A waitress came over to see if I wanted to wait or give my order. I said it was fine, I might just eat in my room. She started to gather up the cutlery: clatter, clatter, clatter. Could I BE any more humiliated?

I don’t think a friend or an ex got to him, as I’ve been careful to make sure he’s not identifiable. There must be millions of estate agents who live in Cambridge* and have sons at university. But we know from experience, don’t we, how fragile men’s egos are. Write that they got you a coin purse instead of a handbag and World War Three breaks out. It must be the column that put him off. I don’t think he listens to the podcast, as he’s never mentioned it.

And then I started to think. He’s an estate agent. When on our first lunch I’d been telling him how I’d lost everything, been betrayed by family, he had just said, ‘I get on really well with my brother.’ Thinking back, he hadn’t made me laugh, or told stories. He had ordered duck for his first course. Poor duck.

I know we can all pick holes in retrospect, smarting from the loss of valuable time, the wasted effort. But did he really deserve me, with my lovely cottage, animals, interesting job, rearranged face and hairless body? Did he? And let’s not forget he knew I write a column in a national newspaper. None of this will have come as a surprise. Citing distance doesn’t wash. Dear god, I’d go out with the photographer hunk Nigel in a heartbeat and he lives in Sydney!
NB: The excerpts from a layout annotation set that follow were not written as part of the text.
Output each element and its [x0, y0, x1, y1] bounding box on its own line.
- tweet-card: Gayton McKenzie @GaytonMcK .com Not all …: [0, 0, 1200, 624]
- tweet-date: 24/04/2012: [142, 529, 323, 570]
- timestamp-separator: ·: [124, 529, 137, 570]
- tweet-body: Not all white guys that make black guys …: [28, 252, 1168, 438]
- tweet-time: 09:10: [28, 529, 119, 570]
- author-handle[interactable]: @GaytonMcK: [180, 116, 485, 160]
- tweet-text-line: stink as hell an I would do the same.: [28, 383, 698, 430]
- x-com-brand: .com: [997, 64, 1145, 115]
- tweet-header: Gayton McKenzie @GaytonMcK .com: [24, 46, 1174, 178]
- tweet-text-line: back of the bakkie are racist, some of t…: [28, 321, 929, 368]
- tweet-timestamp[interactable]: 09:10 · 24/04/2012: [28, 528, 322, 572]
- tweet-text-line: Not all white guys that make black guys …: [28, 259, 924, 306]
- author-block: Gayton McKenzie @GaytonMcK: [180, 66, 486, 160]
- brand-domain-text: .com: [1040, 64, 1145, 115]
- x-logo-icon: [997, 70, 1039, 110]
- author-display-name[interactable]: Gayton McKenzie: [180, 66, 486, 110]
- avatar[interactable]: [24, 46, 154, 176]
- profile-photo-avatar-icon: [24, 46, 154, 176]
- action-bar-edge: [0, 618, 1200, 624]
But I had thought this was all too easy. Man messages you on Twitter, flirts, asks you out. Is straightforward and upfront that he fancies you. Man suddenly buys map. Realises has ‘busy life’. Misleading b******. Put that in your gazebo in your suburban garden and smoke it.

And then, I made a huge mistake. HUGE.

I texted my ex…

*He doesn’t even really live in Cambridge. He lives a few miles outside. In the suburbs.